Before deciding whether to take this method, it is important for you to understand what types of wastewater that you face. Because the microbiological process is only suitable for wastewater with organic contents. You can determine this by looking at the comparison between COD and BOD.
4. Process Filtration and Adsorption with Activated Carbon
This process is used after the primary treatment of wastewater to reduce the COD and BOD of water. Usually used as an activated carbon filter. Activated carbon will absorb organic substances, ozone, or chlorine substances remaining on the processing results. So safe effluent to be discharged into the environment. Filtration using activated carbon is also commonly used in water treatment processes to remove odors and reduce the chemicals in the water.

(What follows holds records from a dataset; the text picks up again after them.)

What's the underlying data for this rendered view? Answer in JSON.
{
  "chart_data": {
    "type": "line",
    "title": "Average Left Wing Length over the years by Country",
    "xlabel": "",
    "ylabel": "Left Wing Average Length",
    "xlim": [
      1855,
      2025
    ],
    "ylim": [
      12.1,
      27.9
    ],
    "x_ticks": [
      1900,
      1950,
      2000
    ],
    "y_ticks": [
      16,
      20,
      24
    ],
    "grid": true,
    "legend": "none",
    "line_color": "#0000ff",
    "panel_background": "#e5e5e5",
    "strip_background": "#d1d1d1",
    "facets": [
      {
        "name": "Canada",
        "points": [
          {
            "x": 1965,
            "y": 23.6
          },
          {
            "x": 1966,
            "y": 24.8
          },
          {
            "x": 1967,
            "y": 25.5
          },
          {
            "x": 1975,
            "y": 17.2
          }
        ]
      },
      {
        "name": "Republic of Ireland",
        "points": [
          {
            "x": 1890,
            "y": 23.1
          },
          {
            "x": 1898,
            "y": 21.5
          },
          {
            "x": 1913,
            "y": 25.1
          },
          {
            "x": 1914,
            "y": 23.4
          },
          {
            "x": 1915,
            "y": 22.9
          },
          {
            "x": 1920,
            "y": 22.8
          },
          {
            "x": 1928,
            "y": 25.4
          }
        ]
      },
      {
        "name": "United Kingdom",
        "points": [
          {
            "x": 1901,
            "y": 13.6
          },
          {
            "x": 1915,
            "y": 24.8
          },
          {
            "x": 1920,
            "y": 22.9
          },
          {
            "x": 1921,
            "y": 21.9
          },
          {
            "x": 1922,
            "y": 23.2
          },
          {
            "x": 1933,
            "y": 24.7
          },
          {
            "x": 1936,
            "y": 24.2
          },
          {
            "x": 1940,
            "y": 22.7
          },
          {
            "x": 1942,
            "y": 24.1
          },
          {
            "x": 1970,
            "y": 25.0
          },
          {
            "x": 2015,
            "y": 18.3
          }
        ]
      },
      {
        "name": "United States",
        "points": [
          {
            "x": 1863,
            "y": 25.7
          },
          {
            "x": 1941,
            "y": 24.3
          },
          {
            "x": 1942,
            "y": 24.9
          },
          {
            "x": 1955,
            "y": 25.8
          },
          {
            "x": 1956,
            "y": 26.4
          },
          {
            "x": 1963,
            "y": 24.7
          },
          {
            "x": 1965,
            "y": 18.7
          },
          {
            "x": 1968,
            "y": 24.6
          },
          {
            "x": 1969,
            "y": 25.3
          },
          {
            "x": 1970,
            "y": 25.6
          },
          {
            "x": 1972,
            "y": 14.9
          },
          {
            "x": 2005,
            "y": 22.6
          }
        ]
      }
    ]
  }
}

5. COD Reducement using Precipitation Process (Coagulation)
Most of the COD is sourced from the TSS or no dissolved solids commonly called sludge. The most important way to get rid of the sludge is to use coagulants and flocculants. The principle is to bind the sludge to one another so that a larger clump of sludge and then be deposited in a sedimentation tank.
Some chemicals commonly used as a coagulant, among others; PAC, FeCl3 (Ferric Chloride), and Alum.
This deposition process will greatly affect the value of COD. Especially in wastewater with a high enough amount of TSS. COD reduction process in order to become more perfect, it is advisable to give more concern to the process of mixing and sedimentation. Due to the proper mixing process, the precipitation reaction that occurs will be less than perfect. Some processes similar to this is the process of using MBR, SBR, or SMBR Reduce COD with Oxidation.
Some chemicals can help you to reduce the COD of wastewater. Chlorine, Hydrogen peroxide, and Ozone will oxidize chemicals in the water so that the automatic COD value will go down. But of course, you should limit dose usage of oxidation, because oxidation possesses sufficient affection, especially for living organisms. COD reduction technique is suitable for waste has COD values derived from non-biodegradable waste such as Phenol, surfactants, etc.